Our Sacha Inchi Omega Oil supplier is a tree nut and peanut free facility (BRC certified, AA grade) and they micro filter the oil to reduce any solid traces, too.
That said, if you or someone you are with has an allergy to nuts or seeds, it is your decision to make as to whether or not you choose to use this product. Although not listed as a common allergen, and does not fit into any of the above, including being both tree nut and peanut free, some people may have an allergy to Sacha Inchi, so it is best to be aware if any symptoms do occur and to immediately stop using the product.
If you have any doubt, please always refer to your doctor or medical practitioner before purchasing and using this oil.
Q: Is Sacha Inchi safe during pregnancy?
A: Yes, sacha inchi is generally safe to use during pregnancy, unless you have an allergy to it (however, sacha inchi is not a common allergen in the UK). It is a high source of vegan omega 3 ALA, 3.36g of ALA per ½ a tablespoon. It is also easy to use either by the spoonful, or over vegetables, salads, or in dressings.
Peru is a Non-GM country, with a strong belief in organic crops – there is little spare cash for manufactured pesticides.

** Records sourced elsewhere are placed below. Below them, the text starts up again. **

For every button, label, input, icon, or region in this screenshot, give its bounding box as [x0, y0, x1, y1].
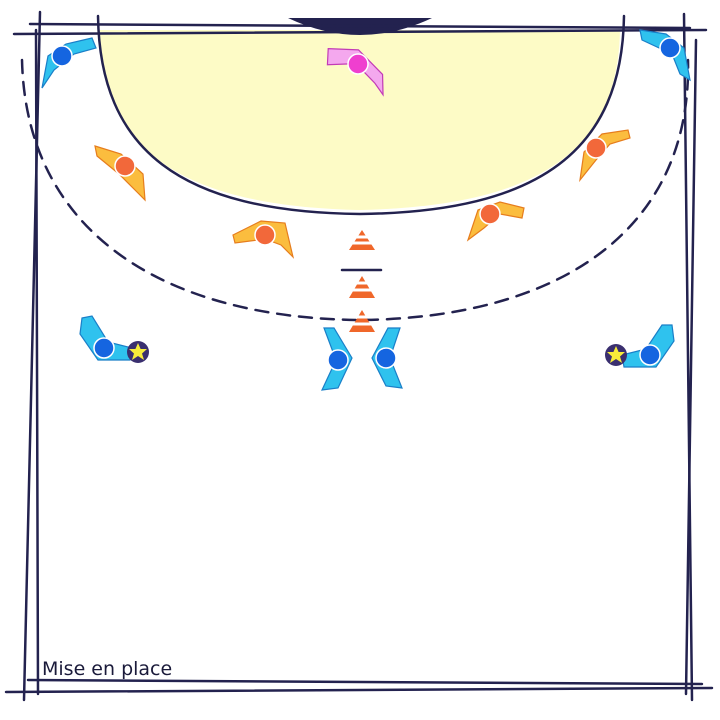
- ball-star-icon: [605, 344, 627, 366]
- court-lines: [4, 10, 714, 702]
- goalkeeper: [326, 47, 384, 97]
- right-line: [682, 12, 694, 702]
- bottom-line: [4, 686, 714, 694]
- defender-left-back: [232, 220, 295, 259]
- attacker-left-corner: [41, 37, 97, 89]
- attacker-center-left: [320, 327, 353, 391]
- six-meter-line: [96, 14, 626, 216]
- attacker-right-back: [621, 324, 675, 368]
- left-line-2: [34, 28, 40, 696]
- attackers: [41, 29, 691, 391]
- top-line-2: [28, 22, 692, 30]
- balls: [127, 341, 627, 366]
- ball-star-icon: [127, 341, 149, 363]
- attacker-left-back: [79, 315, 133, 361]
- defender-right-wing: [579, 129, 631, 183]
- defender-right-back: [466, 201, 525, 242]
- cone: [349, 310, 375, 332]
- nine-meter-line: [20, 58, 690, 322]
- cone: [349, 276, 375, 298]
- attacker-center-right: [371, 327, 403, 389]
- cones: [349, 230, 375, 332]
- top-line: [12, 28, 708, 36]
- cone: [349, 230, 375, 250]
- attacker-right-corner: [639, 29, 691, 82]
- defenders: [94, 129, 631, 259]
- defender-left-wing: [94, 145, 146, 202]
- goal-area-zone: [100, 30, 620, 210]
- right-line-2: [684, 38, 698, 696]
- bottom-line-2: [26, 678, 704, 686]
- diagram-caption: Mise en place: [42, 658, 173, 680]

The most common cash crops grown here are corn or coca which is sold and made into cocaine. Due to the income that a farmer can receive for this, there is some resistance to farm sacha inchi so farmers need to be given incentives to do so.
Lack of education is also an issue here, with less than 20% of pupils finishing high school.
One way to encourage farmers to grow sacha inchi is a scheme that our producer follows whereby they grade farmers (from A to D), with grade A showing longevity and loyalty to the producer. The producer will then invest in those farmers of grade A and B, providing investment in machinery, equipment and education in sustainable crop growing. This way both parties benefit – the producer gets loyalty from the farmer and the farmer receives an income and the means to learn further.
This all makes for a unique personal relationship between our producer and the farmers. This is quite different from, for example, those farmers growing coffee, where the companies that the farmers deal with are larger corporations and the buyer and farmer generally never meet face to face.